No Promised Concession in NC Gay Marriage Amendment
The North Carolina Legislature recently passed a constitutional amendment to codify the state’s existing ban on same-sex marriage, but the exact language of the question which has always been a source of concern appears even more restrictive than what the Republican leadership had said would be put before voters.
Indeed, this version of the constitutional amendment would appear to ban not just same-sex marriage and civil unions but also domestic partnerships regardless of sexual orientation.
Amendment 1 that will appear on the May 8 primary ballot asks voters to decide for or against a constitutional amendment “to provide that marriage between one man and one woman is the only domestic legal union that shall be valid or recognized in this state.”

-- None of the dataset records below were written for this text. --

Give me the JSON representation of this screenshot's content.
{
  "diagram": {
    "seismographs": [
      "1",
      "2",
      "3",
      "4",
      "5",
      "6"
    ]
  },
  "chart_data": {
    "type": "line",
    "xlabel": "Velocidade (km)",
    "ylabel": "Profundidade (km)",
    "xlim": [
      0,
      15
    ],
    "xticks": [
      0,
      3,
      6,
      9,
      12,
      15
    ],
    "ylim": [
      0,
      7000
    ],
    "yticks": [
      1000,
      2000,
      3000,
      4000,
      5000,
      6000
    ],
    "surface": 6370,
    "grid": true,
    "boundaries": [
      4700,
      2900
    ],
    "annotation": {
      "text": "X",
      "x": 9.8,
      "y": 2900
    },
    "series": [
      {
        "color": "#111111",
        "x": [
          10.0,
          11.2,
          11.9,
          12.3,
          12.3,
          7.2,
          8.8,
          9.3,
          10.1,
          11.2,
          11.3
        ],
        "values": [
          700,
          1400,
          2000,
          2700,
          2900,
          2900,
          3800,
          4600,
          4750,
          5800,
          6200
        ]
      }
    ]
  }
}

The ballot question’s second sentence was supposed to add that the amendment doesn’t prohibit businesses from offering benefits to domestic partners so the question would have read:
“Marriage between one man and one woman is the only domestic legal union that shall be valid or recognized in this state. This section does not prohibit a private party from entering into contracts with another private party; nor does this section prohibit courts from adjudicating the rights of private parties pursuant to such contracts.”
Several legal commentators expressed concern that even this version of the amendment was too open ended. With the ballot question now stripped of its second sentence it appears the amendment has become even more overreaching and potentially harmful, though the GOP leadership disagrees.

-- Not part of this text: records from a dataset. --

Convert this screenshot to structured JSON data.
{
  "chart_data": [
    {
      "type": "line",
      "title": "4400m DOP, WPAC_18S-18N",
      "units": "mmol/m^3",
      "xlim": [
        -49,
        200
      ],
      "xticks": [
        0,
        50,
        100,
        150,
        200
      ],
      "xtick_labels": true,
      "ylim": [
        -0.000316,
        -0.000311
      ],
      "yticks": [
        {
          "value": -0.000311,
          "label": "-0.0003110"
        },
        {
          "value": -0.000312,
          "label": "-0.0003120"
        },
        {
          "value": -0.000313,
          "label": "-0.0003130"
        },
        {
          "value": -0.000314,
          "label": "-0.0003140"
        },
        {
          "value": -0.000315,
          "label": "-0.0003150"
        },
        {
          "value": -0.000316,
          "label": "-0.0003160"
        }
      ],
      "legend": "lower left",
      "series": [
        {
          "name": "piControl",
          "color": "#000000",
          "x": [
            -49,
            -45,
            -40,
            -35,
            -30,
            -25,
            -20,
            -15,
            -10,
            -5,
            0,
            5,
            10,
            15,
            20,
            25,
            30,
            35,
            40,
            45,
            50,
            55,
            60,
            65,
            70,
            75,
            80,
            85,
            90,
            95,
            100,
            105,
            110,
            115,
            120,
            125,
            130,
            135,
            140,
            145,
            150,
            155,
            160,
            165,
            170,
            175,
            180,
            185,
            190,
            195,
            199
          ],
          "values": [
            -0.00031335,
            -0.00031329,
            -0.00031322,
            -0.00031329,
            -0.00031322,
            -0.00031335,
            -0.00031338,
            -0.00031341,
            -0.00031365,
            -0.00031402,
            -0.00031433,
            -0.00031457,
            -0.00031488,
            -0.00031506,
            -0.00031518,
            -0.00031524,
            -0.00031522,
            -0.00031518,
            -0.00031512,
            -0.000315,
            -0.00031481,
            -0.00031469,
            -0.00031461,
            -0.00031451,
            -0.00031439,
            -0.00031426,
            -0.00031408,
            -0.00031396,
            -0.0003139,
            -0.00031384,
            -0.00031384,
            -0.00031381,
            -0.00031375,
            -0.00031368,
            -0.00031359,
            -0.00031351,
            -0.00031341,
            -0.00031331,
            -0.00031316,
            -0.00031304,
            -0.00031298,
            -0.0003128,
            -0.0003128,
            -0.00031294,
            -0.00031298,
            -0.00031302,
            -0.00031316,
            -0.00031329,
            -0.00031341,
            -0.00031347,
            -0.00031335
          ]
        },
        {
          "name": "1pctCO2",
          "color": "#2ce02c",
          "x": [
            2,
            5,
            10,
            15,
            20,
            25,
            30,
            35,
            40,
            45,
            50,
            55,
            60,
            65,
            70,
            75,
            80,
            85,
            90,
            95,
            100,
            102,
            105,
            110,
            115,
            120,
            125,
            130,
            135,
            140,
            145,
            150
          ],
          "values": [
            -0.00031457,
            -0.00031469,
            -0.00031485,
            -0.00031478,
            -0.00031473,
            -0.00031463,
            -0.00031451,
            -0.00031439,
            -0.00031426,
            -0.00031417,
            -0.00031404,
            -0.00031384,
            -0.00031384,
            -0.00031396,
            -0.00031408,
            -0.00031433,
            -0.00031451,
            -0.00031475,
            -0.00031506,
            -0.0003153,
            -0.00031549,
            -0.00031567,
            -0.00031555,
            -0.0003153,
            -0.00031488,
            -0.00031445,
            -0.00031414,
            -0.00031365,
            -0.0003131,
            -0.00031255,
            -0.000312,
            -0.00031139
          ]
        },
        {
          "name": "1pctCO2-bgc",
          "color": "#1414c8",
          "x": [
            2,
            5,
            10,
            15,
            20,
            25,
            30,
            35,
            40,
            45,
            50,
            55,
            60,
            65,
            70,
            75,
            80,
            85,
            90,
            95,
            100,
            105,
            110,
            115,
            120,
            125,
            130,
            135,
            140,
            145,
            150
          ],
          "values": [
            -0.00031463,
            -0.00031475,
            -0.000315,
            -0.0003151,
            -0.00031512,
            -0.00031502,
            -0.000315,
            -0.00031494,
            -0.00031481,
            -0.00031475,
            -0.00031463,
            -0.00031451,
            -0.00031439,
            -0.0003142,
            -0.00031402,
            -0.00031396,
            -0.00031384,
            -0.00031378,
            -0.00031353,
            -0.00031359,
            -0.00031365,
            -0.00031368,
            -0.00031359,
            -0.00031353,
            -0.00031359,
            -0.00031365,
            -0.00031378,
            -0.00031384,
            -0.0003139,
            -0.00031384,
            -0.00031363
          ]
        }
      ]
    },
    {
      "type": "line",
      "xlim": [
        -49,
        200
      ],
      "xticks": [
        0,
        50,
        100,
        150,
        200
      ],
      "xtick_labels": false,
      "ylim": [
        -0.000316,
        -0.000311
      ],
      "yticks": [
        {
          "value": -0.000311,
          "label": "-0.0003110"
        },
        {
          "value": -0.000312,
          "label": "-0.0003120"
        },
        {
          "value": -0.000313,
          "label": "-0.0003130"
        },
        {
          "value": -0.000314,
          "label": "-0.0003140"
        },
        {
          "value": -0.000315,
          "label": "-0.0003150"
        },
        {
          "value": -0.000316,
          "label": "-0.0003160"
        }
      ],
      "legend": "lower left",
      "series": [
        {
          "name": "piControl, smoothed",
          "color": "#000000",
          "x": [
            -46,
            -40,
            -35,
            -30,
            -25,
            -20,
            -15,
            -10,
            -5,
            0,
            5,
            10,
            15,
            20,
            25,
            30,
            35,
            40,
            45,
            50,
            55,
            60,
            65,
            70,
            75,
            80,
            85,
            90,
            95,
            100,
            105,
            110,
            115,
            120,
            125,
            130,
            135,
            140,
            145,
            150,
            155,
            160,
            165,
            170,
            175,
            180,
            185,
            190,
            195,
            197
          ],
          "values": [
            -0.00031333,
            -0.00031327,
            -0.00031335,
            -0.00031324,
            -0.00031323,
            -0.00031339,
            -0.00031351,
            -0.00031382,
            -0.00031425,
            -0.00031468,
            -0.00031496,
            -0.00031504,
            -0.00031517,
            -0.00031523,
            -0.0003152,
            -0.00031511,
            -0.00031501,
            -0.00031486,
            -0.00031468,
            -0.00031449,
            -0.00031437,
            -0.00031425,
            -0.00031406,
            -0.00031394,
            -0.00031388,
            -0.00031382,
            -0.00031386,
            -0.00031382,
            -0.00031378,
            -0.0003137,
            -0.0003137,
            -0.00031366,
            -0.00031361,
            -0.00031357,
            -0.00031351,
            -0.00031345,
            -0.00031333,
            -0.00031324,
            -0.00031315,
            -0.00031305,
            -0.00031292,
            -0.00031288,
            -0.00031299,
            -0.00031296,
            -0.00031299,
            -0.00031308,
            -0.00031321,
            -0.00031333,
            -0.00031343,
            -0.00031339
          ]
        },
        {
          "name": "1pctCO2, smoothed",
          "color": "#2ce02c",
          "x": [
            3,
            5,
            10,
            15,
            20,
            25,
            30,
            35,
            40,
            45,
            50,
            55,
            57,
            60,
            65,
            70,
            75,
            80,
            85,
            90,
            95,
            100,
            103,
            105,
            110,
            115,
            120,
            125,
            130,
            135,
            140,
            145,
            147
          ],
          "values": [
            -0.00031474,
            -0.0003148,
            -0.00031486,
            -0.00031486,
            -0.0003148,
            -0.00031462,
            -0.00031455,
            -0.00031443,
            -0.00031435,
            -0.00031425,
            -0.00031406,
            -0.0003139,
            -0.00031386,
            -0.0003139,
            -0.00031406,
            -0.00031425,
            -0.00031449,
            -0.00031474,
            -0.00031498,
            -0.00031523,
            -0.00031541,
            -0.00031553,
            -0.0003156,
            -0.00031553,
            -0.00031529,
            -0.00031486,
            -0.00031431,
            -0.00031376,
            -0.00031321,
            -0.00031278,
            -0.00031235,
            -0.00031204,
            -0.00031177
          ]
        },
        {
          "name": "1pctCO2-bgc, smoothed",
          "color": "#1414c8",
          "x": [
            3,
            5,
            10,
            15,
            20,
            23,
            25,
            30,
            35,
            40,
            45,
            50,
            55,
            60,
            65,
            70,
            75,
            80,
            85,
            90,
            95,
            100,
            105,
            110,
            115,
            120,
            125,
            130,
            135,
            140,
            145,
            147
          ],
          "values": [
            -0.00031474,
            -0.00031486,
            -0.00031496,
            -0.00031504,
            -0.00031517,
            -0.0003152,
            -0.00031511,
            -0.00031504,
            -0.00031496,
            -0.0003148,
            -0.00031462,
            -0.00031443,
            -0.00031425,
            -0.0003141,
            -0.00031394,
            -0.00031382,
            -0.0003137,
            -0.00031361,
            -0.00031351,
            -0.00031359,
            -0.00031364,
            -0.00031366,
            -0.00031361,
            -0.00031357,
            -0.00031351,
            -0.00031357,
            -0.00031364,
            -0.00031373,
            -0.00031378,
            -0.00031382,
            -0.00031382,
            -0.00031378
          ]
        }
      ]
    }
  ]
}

House Republican Leader Paul “Skip” Stam, a leading architect of the amendment, said it won’t make a difference. “The sentence is not even strictly necessary because that’s the effect of the first sentence anyway,” he said.

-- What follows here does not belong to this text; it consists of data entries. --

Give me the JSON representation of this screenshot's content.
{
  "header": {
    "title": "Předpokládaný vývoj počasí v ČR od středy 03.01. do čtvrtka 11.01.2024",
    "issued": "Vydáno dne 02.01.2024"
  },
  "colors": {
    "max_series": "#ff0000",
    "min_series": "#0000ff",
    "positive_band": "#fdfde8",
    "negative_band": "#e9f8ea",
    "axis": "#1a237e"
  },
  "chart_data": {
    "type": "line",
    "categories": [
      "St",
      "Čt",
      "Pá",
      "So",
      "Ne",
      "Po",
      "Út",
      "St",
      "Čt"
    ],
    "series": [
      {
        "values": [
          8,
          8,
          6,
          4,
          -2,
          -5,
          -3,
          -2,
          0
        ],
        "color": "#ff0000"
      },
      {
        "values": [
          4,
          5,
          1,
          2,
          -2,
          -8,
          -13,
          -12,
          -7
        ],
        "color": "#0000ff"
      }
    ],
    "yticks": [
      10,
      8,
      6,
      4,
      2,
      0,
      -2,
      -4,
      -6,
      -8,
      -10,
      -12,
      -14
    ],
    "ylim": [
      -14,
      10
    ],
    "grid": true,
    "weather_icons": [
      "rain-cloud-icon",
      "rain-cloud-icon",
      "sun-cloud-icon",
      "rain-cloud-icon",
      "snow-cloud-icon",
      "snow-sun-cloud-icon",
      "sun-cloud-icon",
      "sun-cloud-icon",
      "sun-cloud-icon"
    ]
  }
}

Michael Gerhardt, a constitutional law expert at UNC-Chapel Hill, said it’s not just semantics. It opens the amendment to further legal challenge and interpretation by the courts – and the courts would likely favor what appeared on the ballot, he said.
Ten Democrats voted with nearly all House Republicans to pass the amendment in a 75-42 vote. The Senate vote came down to a 30-16 majority, over the three fifths needed to send the question to the voters in a May 8, 2012, referendum.
Democrats who voted for the amendment have now said that they did not notice the difference in the question until a few days after the vote, perhaps indicating (though too little too late now) that they might have voted differently.
Democratic Gov. Bev Perdue is said to have expressed disappointment that the Legislature is “wasting time” with the marriage amendment, however the governor is not capable of vetoing this measure due to the procedural rules surrounding constitutional amendments.
This comes after House Majority Leader Paul Stam. R-Wake, and Minority Whip Rick Glazier, D-Cumberland, participated in a debate on the amendment question at the University of North Carolina law school in Chapel Hill this week.
Stam provoked condemnation from LGBT rights advocates when he said the amendment was about protecting child welfare and that it is necessary to have limits on marriage in order to keep the integrity of the institution. You can hear a video of his comments here. Stam, prior to the debate, also likened gay marriage to allowing incest and bestiality.
The North Carolina GOP has already been criticized for the way in which it pushed this amendment through the Legislature. This latest controversy will do little to dissuade that the Republican leadership is being underhanded in how it approaches codifying the state’s ban on same-sex marriage — a move that a majority of North Carolina’s voters have indicated that they reject.